En 1870, al estallar la Guerra franco-prusiana, Lorencez, de 56 años, fue transferido al ejército del Rin que mandaba el mariscal François Achille Bazaine, a cargo de una división de 6,000 hombres, similar en tamaño a su ejército en México. Procuró desempeñarse de la mejor manera: combatió el 14 de agosto en Borny, luego ayudó a recuperar Nouilly y el día 18 jugó un papel notable en la batalla de Gravelotte, la más grande de la guerra.
Bazaine evaluó sus acciones como “audaces, hábiles y particularmente remarcables”. Después de esos enfrentamientos, el ejército del Rin, en clara desventaja táctica ante las maniobras prusianas, se encerró en Metz y a inicios de septiembre Lorencez fue capturado en combate. El 27 de octubre Bazaine rindió la plaza y se entregó preso con sus soldados.

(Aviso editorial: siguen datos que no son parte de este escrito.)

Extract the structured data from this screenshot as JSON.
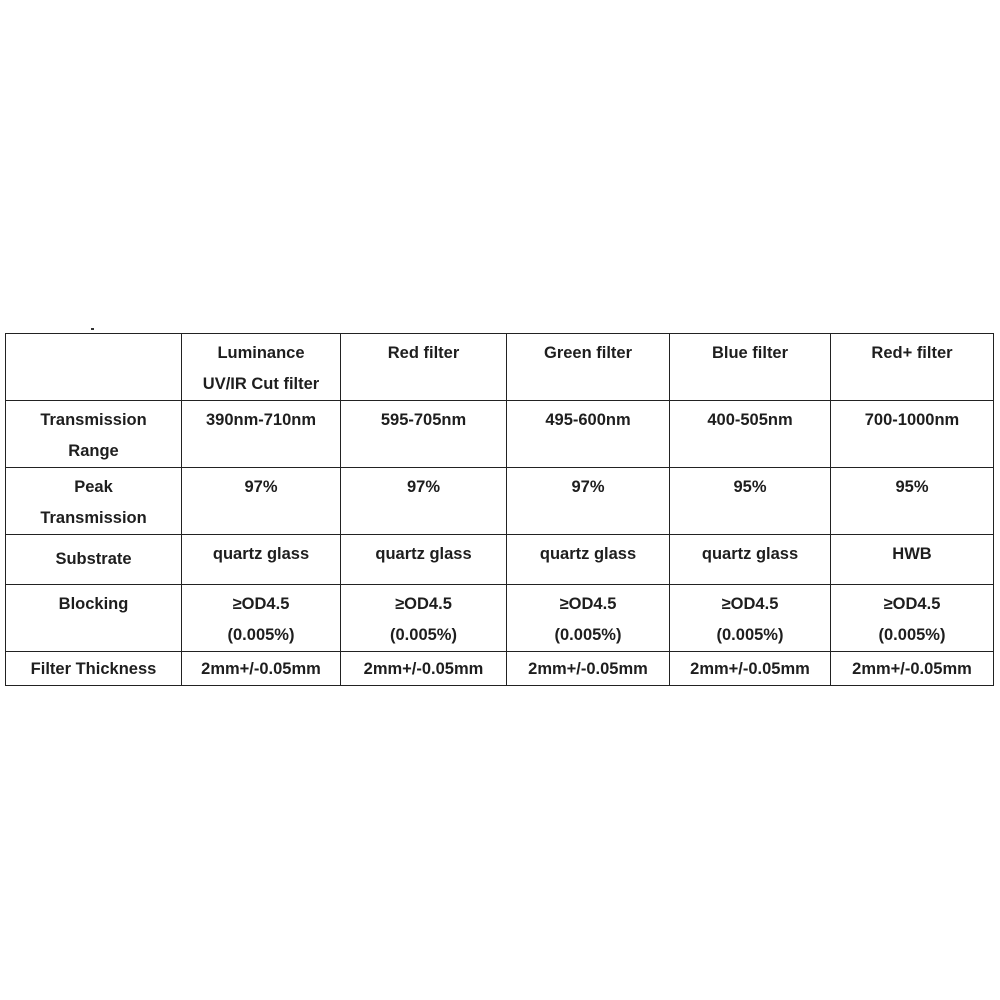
{
  "columns": [
    "",
    "Luminance UV/IR Cut filter",
    "Red filter",
    "Green filter",
    "Blue filter",
    "Red+ filter"
  ],
  "header_lines": [
    [
      ""
    ],
    [
      "Luminance",
      "UV/IR Cut filter"
    ],
    [
      "Red filter"
    ],
    [
      "Green filter"
    ],
    [
      "Blue filter"
    ],
    [
      "Red+ filter"
    ]
  ],
  "rows": [
    {
      "label_lines": [
        "Transmission",
        "Range"
      ],
      "values": [
        [
          "390nm-710nm"
        ],
        [
          "595-705nm"
        ],
        [
          "495-600nm"
        ],
        [
          "400-505nm"
        ],
        [
          "700-1000nm"
        ]
      ]
    },
    {
      "label_lines": [
        "Peak",
        "Transmission"
      ],
      "values": [
        [
          "97%"
        ],
        [
          "97%"
        ],
        [
          "97%"
        ],
        [
          "95%"
        ],
        [
          "95%"
        ]
      ]
    },
    {
      "label_lines": [
        "Substrate"
      ],
      "values": [
        [
          "quartz glass"
        ],
        [
          "quartz glass"
        ],
        [
          "quartz glass"
        ],
        [
          "quartz glass"
        ],
        [
          "HWB"
        ]
      ]
    },
    {
      "label_lines": [
        "Blocking"
      ],
      "values": [
        [
          "≥OD4.5",
          "(0.005%)"
        ],
        [
          "≥OD4.5",
          "(0.005%)"
        ],
        [
          "≥OD4.5",
          "(0.005%)"
        ],
        [
          "≥OD4.5",
          "(0.005%)"
        ],
        [
          "≥OD4.5",
          "(0.005%)"
        ]
      ]
    },
    {
      "label_lines": [
        "Filter Thickness"
      ],
      "values": [
        [
          "2mm+/-0.05mm"
        ],
        [
          "2mm+/-0.05mm"
        ],
        [
          "2mm+/-0.05mm"
        ],
        [
          "2mm+/-0.05mm"
        ],
        [
          "2mm+/-0.05mm"
        ]
      ]
    }
  ]
}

Lorencez fue liberado en abril de 1871 y solicitó colocación en alguna división, pero fue dejado sin destino, permitiéndosele residir en Poitiers. A mediados de 1872 el ministerio de la Guerra le volvió a asignar el despacho de inspector que, molesto, rechazó, supuestamente porque la fiebre amarilla que había contraído en México lo tenía postrado, aunque en 1875 un inspector atestiguó su buen estado de salud.
Amargo retiro
Lorencez se retiró del ejército en julio de 1879, aduciendo que seguía enfermo. Guardaba resentimiento a los mexicanos y consideraba que su honor seguía mancillado, pero no publicó una apología ni sus memorias.
En 1881, buscando tranquilidad, se mudó al pueblo de Navarrenx, cerca de Pau, ciudad natal de su padre, donde recibía su pensión y salario de gran oficial de la Legión de Honor: 12,500 francos anuales. Compró el castillo de Làas en 1885, donde pasó sus últimos años.
Murió el 23 de abril de 1892 y su viuda heredó su pensión. En el castillo de Làas sigue tallado su escudo de armas.